Come vedi, ognuna di queste aziende è appunto ‘focalizzata’ nella produzione e vendita di un prodotto, ed è altrettanto brava a comunicarlo ai propri clienti, posizionandosi nelle loro menti per quello che fa.

I profitti parlano da soli.

Una delle grandi leggi del marketing quindi è che non si può vendere tutto a tutti ma bisogna puntare su una fetta di mercato.
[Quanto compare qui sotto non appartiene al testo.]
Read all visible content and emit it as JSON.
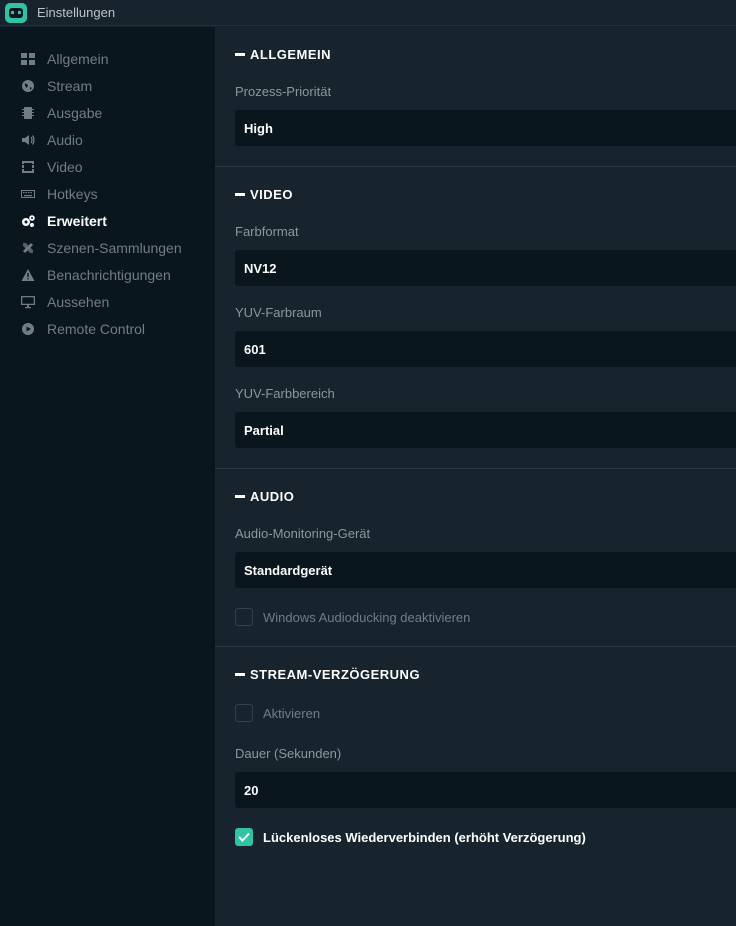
{
  "window": {
    "title": "Einstellungen"
  },
  "sidebar": {
    "items": [
      {
        "label": "Allgemein",
        "icon": "grid-icon",
        "active": false
      },
      {
        "label": "Stream",
        "icon": "globe-icon",
        "active": false
      },
      {
        "label": "Ausgabe",
        "icon": "chip-icon",
        "active": false
      },
      {
        "label": "Audio",
        "icon": "speaker-icon",
        "active": false
      },
      {
        "label": "Video",
        "icon": "film-icon",
        "active": false
      },
      {
        "label": "Hotkeys",
        "icon": "keyboard-icon",
        "active": false
      },
      {
        "label": "Erweitert",
        "icon": "gears-icon",
        "active": true
      },
      {
        "label": "Szenen-Sammlungen",
        "icon": "tools-icon",
        "active": false
      },
      {
        "label": "Benachrichtigungen",
        "icon": "warning-icon",
        "active": false
      },
      {
        "label": "Aussehen",
        "icon": "monitor-icon",
        "active": false
      },
      {
        "label": "Remote Control",
        "icon": "play-circle-icon",
        "active": false
      }
    ]
  },
  "sections": {
    "general": {
      "title": "ALLGEMEIN",
      "priority_label": "Prozess-Priorität",
      "priority_value": "High"
    },
    "video": {
      "title": "VIDEO",
      "color_format_label": "Farbformat",
      "color_format_value": "NV12",
      "yuv_space_label": "YUV-Farbraum",
      "yuv_space_value": "601",
      "yuv_range_label": "YUV-Farbbereich",
      "yuv_range_value": "Partial"
    },
    "audio": {
      "title": "AUDIO",
      "monitoring_label": "Audio-Monitoring-Gerät",
      "monitoring_value": "Standardgerät",
      "ducking_label": "Windows Audioducking deaktivieren",
      "ducking_checked": false
    },
    "delay": {
      "title": "STREAM-VERZÖGERUNG",
      "enable_label": "Aktivieren",
      "enable_checked": false,
      "duration_label": "Dauer (Sekunden)",
      "duration_value": "20",
      "reconnect_label": "Lückenloses Wiederverbinden (erhöht Verzögerung)",
      "reconnect_checked": true
    }
  },
  "colors": {
    "accent": "#31c3a2",
    "sidebar_bg": "#09161d",
    "content_bg": "#17242d"
  }
}
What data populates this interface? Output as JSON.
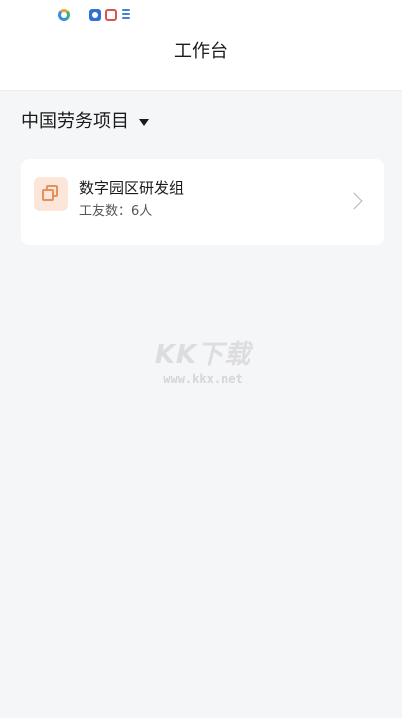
{
  "status_bar": {
    "icons": [
      "app-circle-icon",
      "app-shield-icon",
      "app-square-icon",
      "app-stack-icon"
    ]
  },
  "header": {
    "title": "工作台"
  },
  "project": {
    "name": "中国劳务项目"
  },
  "card": {
    "title": "数字园区研发组",
    "workers_label": "工友数：",
    "workers_value": "6人"
  },
  "watermark": {
    "main": "KK下载",
    "url": "www.kkx.net"
  },
  "colors": {
    "background": "#f5f6f8",
    "card": "#ffffff",
    "icon_bg": "#fbe6d9",
    "icon_accent": "#e4915e"
  }
}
Visto che parliamo di compagnie aeree appunto, Ryanair ha puntato sul segmento low cost a corto raggio con una sola classe di volo (proprio perché low cost, non abbiamo la first class o la business).

Da qui partiamo per le nostre conclusioni finali.

Compagnie aeree che puntano su diverse nicchie di mercato

Tenendo fuori dal discorso gli aiuti di stato, lo sperpero aziendale e l’incapacità gestionale di chi si è trovato a capo di questa azienda, parlando del carrozzone Alitalia ad esempio, è facile intuire che la sua politica aziendale rispetto al mercato, è molto diversificata e tenta di rivolgersi a diverse nicchie di consumatori: è rivolta al lungo, corto e medio raggio e sono presenti diverse classi di volo.

(Se vuoi sapere come la pensiamo sulla questione Alitalia, clicca qui)

Air Italy che ha recentemente chiuso i battenti, in quanto più in rosso di un peperone,IDEM.

Giusto per capire meglio, pensiamo a una cosa che ci è familiare: il cibo, i ristoranti.

Se io vado da Cracco a Milano, non ho diverse fasce di prezzo o diverse aree del locale che variano a seconda delle tasche dei clienti, ma i clienti del ristorante di Cracco saranno tutti in ‘prima classe’, così come se vado in pizzeria, non ho aree luxury ed aree economy, ma saranno tutti in economy.

Scegli il prodotto, diversificati dalla concorrenza e comunicalo ai tuoi clienti fino allo sfinimento (se ti chiedo ‘La cucina più amata dagli italiani’? – Ok, intesi allora…).

Se funziona quindi in tutti i settori della micro e macro economia, perché non dovrebbe funzionare anche nel settore dei voli aerei e del turismo in generale?

Pensiamo anche ai piccoli tour operator e al loro successo

Recentemente avrai sentito parlare di vari tour operator che sono saltati per aria come bombe a mano, mentre ti sarà facile pensare a piccoli tour operator specializzati, quindi focalizzati su un determinato target di clientela e prodotto che sono lì fermi, immobili e più stabili di una roccia marmorea, che sono sempre sinonimo di garanzia.

Non ti eri mai chiesto come mai i primi fossero falliti e i secondi tengano egregiamente botta?

Eccolo spiegato il motivo e ancora una volta, ricollegando i discorsi, ecco perché molte compagnie aeree falliscono.

Anche se starai pensando ‘Eh, ma è un settore diverso dagli esempi che hai portato e si è sempre fatto così’, sulla base delle mie riflessioni, ti invito a leggere un po’ di dati a riguardo e se hai tempo anche il libro di Ries, Focus.